Neden ülkelerinde kalıp savaşmamışlarmış da buraya sığınmışlarmış!
Bunu söyleyenler, hayatın, insanın ve savaşın doğası hakkında hiçbir şey bilmiyorlar demektir.
Çünkü:
Bir toplumun bütün unsurları savaşamaz; özellikle de toptan yok olma tehdidi varsa. Savaşabilecek durumda olanların savaşmamasının da objektif koşulları vardır. Her zaman kahramanlık veya cesaret meselesi değildir bu; canınızı vermeye hazır olsanız bile bazen bunu yapamazsınız.
Dünyanın bin bir türlü hali vardır, objektif koşullar bir yerde savaşmayı, diğer yerde çoluğu çocuğu alıp yollara düşmeyi zorunlu kılar. Aynı halk, somut bir tarihi ve siyasi bağlamda savaşırken, bir diğerinde göç veya hicret etmeyi tercih edebilir. Ve ikisinin de bir rasyonalitesi vardır.
Çok eskilere, ilkokul kitaplarında yazan “Orta Asya’da kuraklık oldu, o yüzden göç ettik” tezini reddeden tarihçilerin, “diğer kavimlerin basıncı” türünden tezlerine kadar gitmeye gerek yok. Bugünkü Türkiye nüfusunun önemli bir bölümü, Balkanlardan, Kafkaslardan ve başka pek çok yerden can havliyle gelen insanlardan, muhacir ve sürgünlerden oluşmaktadır.
Rusya’nın katliamlarından can havliyle kaçıp Anadolu’ya gelen insanlar veya onların çocukları, işgale karşı kahramanca savaşmışlardır. Suriyelilere “neden ülkenizde kalıp savaşmıyorsunuz?” demek, hem o Balkan ve Kafkas muhacirlerine hakarettir, hem de 15 Temmuz’da sokağa çıkan Suriyelilere.
Çağımızda savaşlar yüz yüze ve mertçe yapılmıyor; tersine, çoğu kez görmediğiniz bir düşman tepenizden ölüm yağdırıyor. “Tüfek icat oldu mertlik bozuldu” diyordu Köroğlu, bugün çok daha fazla geçerli bu.
Teknolojinin yardımıyla sadece düğmeye basarak bir şehri haritadan silmek mümkün. Çeçenlerden daha fazla kahramanca direnen toplum olmasın. Rusya’ya karşı kahramanca canlarını ortaya koydular onlar. Ama o kadar asimetrik, o kadar adaletsiz bir karşılaşmaydı ki yaşadıkları, belki adına savaş bile denemezdi, Rusya uçakları ağır bir bombardımanla ezdi onları. Böyle bir ortamda bir milletin topyekun yok olmasındansa nesli korumak, çocukların hayatta kalmasını sağlamak için göç etmek de seçenekler arasındaydı ve bazıları da bunu yaptı.

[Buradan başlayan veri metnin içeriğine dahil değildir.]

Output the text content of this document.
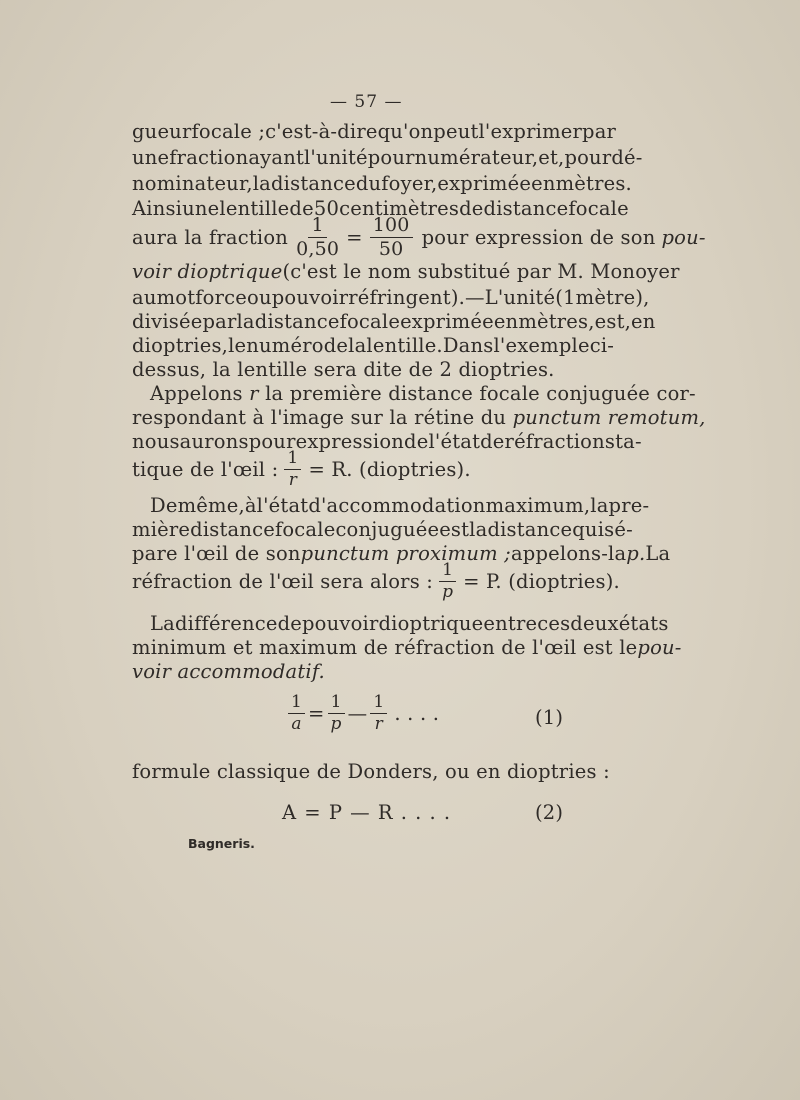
— 57 —
gueur focale ; c'est-à-dire qu'on peut l'exprimer par
une fraction ayant l'unité pour numérateur, et, pour dé-
nominateur, la distance du foyer, exprimée en mètres.
Ainsi une lentille de 50 centimètres de distance focale
aura la fraction $\frac{1}{0,50} = \frac{100}{50}$ pour expression de son pou-
voir dioptrique (c'est le nom substitué par M. Monoyer
au mot force ou pouvoir réfringent). — L'unité (1 mètre),
divisée par la distance focale exprimée en mètres, est, en
dioptries, le numéro de la lentille. Dans l'exemple ci-
dessus, la lentille sera dite de 2 dioptries.
Appelons r la première distance focale conjuguée cor-
respondant à l'image sur la rétine du punctum remotum,
nous aurons pour expression de l'état de réfraction sta-
tique de l'œil : $\frac{1}{r} = R$. (dioptries).
De même, à l'état d'accommodation maximum, la pre-
mière distance focale conjuguée est la distance qui sé-
pare l'œil de son punctum proximum ; appelons-la p. La
réfraction de l'œil sera alors : $\frac{1}{p} = P$. (dioptries).
La différence de pouvoir dioptrique entre ces deux états
minimum et maximum de réfraction de l'œil est le pou-
voir accommodatif.
$\frac{1}{a} = \frac{1}{p}$ — $\frac{1}{r}$ . . . .	(1)
formule classique de Donders, ou en dioptries :
A = P — R . . . .	(2)
Bagneris.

Suriye halkı savaştan değil, katliamdan kurtulmak için yollara düştü. Suriye halkı zaten savaşıyordu ve Suriye’de halkı direnme hakkını kullanması için teşvik edip Esad’ın yeni yılı göremeyeceğini vadeden Batılı devletler, aslında sadece diktatörün hava gücünü yok etselerdi, rahatlıkla kazanabilirdi. Ama başta ABD olmak üzere, Esad rejimini gayrimeşru ilan eden ve Suriye halkını destekliyor görünen büyük devletler bunu yapmadıklarında ne olacağını gayet iyi biliyorlardı. Sonuçta bunu tercih ettiler ve bu tablo ortaya çıktı.
Halep’in görüntülerini hatırlamıyor musunuz? O insanlar, katilleriyle savaşmayı bırakın, göremediler bile. Peki uçaklar ölüm yağdırırken aşağıda durup ölseler miydi? Bu kararı vermek kolay mı? Siz kendiniz için serden geçseniz bile, çocuklarınız için de bu kararı verir miydiniz? 15 Temmuz gecesi üç beş alçağın İstanbul ve Ankara üzerinde alçaktan uçurduğu o F 16’lara karşı çaresizliğimizi düşünün. Ve onların durumuna bir de bu gözle bakın.
“Üç milyona yakın Suriyeli sığınmacıdan bir milyonu erkekmiş ve bari onlar savaşsaymış!” Savaşacak yaşta olan erkekler, bilmedikleri bir ülkede, kadınları ve çocukları kime bırakıp gidecekler? Onlara kim bakacak, ailenin güvenliğini kim sağlayacak?
İnsan büyük konuşmamalı bu meselelerde. İnsafsızlık etmemeli; suçlamaktan, yargılamaktan ziyade anlamaya çalışmalı.